FUENTE: JOSÉ PRIETO. ABC CÓRDOBA.

Luis Rodríguez-Morcillo ha elaborado, junto a Irene López, el estudio «Aspectos culturales, sociales, festivos, económicos y de vida cotidiana asociados al patio tradicional cordobés», incluido en el dossier que el Ayuntamiento remitirá a la Unesco para que los patios sean Patrimonio Intangible de la Humanidad.

-¿Qué percepción hay en la ciudad sobre los patios? -Se identifica muchísimo con el estilo de vida de la casa de patios de vecinos, que está prácticamente desaparecida pero que tuvo una importancia muy grande en el primer tercio del siglo XX y ha dejado una impronta en la ciudad. La ciudad siente que los patios son un símbolo emblemático como puede ser la Mezquita o el Puente Romano. Se les compara, y se ve la vida en el patio como símbolo identitario que se proyecta al exterior.

-Arraigados incluso en quienes no han vivido en ellos… -Sí, prácticamente todos los cordobeses tienen alguna experiencia de patios por vivir en ellos o visitar a conocidos. Los valores que se identifican con el patio son el reencuentro con la naturaleza y la riqueza de los lazos sociales y afectivos, valores que se sienten en peligro. Los patios son espacios de socialización. Antes, los menores se criaban en colectividad recibiendo muchas influencias de lenguaje, estrategias, conocimientos… Eso ha desaparecido y seguramente tendrá efectos futuros en el desenvolvimiento de nuevos ciudadanos.

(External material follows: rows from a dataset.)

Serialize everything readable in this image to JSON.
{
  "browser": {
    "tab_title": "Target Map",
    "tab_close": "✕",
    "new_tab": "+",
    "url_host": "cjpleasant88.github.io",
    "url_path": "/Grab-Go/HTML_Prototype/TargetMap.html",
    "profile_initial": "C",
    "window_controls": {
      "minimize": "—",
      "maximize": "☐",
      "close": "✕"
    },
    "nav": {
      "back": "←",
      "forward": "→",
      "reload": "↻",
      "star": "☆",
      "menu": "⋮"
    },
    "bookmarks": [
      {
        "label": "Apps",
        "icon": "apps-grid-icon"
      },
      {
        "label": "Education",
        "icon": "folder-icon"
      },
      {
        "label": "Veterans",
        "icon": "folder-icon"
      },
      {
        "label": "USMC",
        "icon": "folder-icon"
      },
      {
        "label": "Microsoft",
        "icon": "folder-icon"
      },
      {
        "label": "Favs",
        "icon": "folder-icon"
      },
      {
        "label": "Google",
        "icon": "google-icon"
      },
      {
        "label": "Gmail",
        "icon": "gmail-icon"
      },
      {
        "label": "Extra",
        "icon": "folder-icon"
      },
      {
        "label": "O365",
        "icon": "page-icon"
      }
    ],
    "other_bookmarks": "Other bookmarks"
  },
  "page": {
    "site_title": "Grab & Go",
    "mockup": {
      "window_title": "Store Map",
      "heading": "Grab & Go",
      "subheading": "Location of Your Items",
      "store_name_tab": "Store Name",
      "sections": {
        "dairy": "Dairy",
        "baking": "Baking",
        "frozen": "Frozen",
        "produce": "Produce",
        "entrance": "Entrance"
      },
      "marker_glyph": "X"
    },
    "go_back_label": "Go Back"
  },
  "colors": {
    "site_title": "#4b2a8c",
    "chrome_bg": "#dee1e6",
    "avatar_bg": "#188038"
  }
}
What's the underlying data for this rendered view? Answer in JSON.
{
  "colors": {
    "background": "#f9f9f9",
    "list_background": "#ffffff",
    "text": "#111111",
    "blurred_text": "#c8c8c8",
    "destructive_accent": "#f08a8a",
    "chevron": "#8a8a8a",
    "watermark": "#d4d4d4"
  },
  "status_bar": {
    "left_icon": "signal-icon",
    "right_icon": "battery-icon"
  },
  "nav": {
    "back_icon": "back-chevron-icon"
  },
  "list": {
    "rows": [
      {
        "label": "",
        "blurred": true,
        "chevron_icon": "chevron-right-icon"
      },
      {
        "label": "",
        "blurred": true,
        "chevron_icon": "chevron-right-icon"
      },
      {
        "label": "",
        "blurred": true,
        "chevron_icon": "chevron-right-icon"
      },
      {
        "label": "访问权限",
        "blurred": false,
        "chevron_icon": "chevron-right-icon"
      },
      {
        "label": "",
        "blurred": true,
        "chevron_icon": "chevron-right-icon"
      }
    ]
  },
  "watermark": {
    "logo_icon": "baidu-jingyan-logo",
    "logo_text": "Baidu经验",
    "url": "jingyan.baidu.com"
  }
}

-¿Están dispuestos los jóvenes a tomar el testigo de los patios? -Uno de los grupos de discusión que hemos formado era de jóvenes no ligados al casco histórico. Ahora se sienten desligados, pero piensan que con el tiempo irán retomando ese estilo de vida más reposado, ligado a lo familiar y a lo próximo. Es bastante probable que se convierta en objetivo de futuras generaciones.

-Los patios han estado antes ligados a la pobreza y ahora no es así. Ha habido una evolución. -Efectivamente, los patios de vecinos eran producto de la migración rural a la ciudad que ha existido en España desde el XIX. Ante la escasez de vivienda, se dividían en habitaciones las grandes casas pero compartían servicios comunes. Con el desarrollo económico se han generado nuevas casas con servicios propios en las que vive una sola familia. Se ha ido diluyendo el estilo de vida de casa de vecinos.

-Incluso la fiesta ha cambiado. -La fiesta parte de la vida comunitaria. Fue una fiesta de reencuentro entre cordobeses, de disfrute con el folclore propio, y en las últimas décadas con el desarrollo tecnológico han ido desapareciendo esos cantos, esos bailes que se daban en los patios. Luego, poco a poco, la juventud ha tomado un estilo de fiesta más consumista con predominancia exacerbada del alcohol; entonces ahí hay un problema en la fiesta que parece claro. Por otra parte, hoy en día la fiesta está protagonizada más por el turista, que es más un espectador que un participante y está entrando como un elemento distorsionador.

-Tradicionalmente han sido las mujeres las que han cuidado las macetas. ¿Sigue siendo el patio un espacio femenino? -Las mujeres mayores que todavía están mayoritariamente dedicadas a ser amas de casa sí tienen un protagonismo muy destacado. Los hombres lo trabajan menos por disponibilidad de tiempo y se observa que en las nuevas casas con patio común que habita una generación en la que la mujer está incorporada al trabajo, el patio está prácticamente en desuso.

-¿Y corre peligro la existencia de los patios al ser habitualmente ella la principal cuidadora? -Tiene sus riesgos no sólo por ese motivo sino porque la masificación a la que está llevando el turismo está elevando los costes de participación en el concurso. Hay bastante deterioro por la masificación. Mantener un patio tiene un coste alto que no está compensado en términos económicos sino en personales de disfrute, de relax y de tipo terapéutico como recinto en el que te liberas del estrés cotidiano.

-Ahora se prepara el patio, entonces, con un objetivo distinto. -Hay mucha gente que está muy volcada en el concurso pero otra que no participa y prepara su patio. Hay cierta costumbre a abrir los zaguanes para que los visitantes puedan asomarse. Es una forma de participar sin asumir los altos costes del concurso.

-Puede también tener que ver el carácter del cordobés serio e introvertido… -(Ríe) Lo que destaca la población con la que hemos trabajado es que el cordobés es abierto y justamente por eso los patios son abiertos.

-Y la relación con las plantas, ¿cómo es? ¿se llegan a crear vínculos afectivos con ellas? -Sí, en el estudio hablo abiertamente de maternidad. La misma crianza que hacen las mujeres hacia sus hijos y familia la proyectan hacia las plantas como seres vivos que son.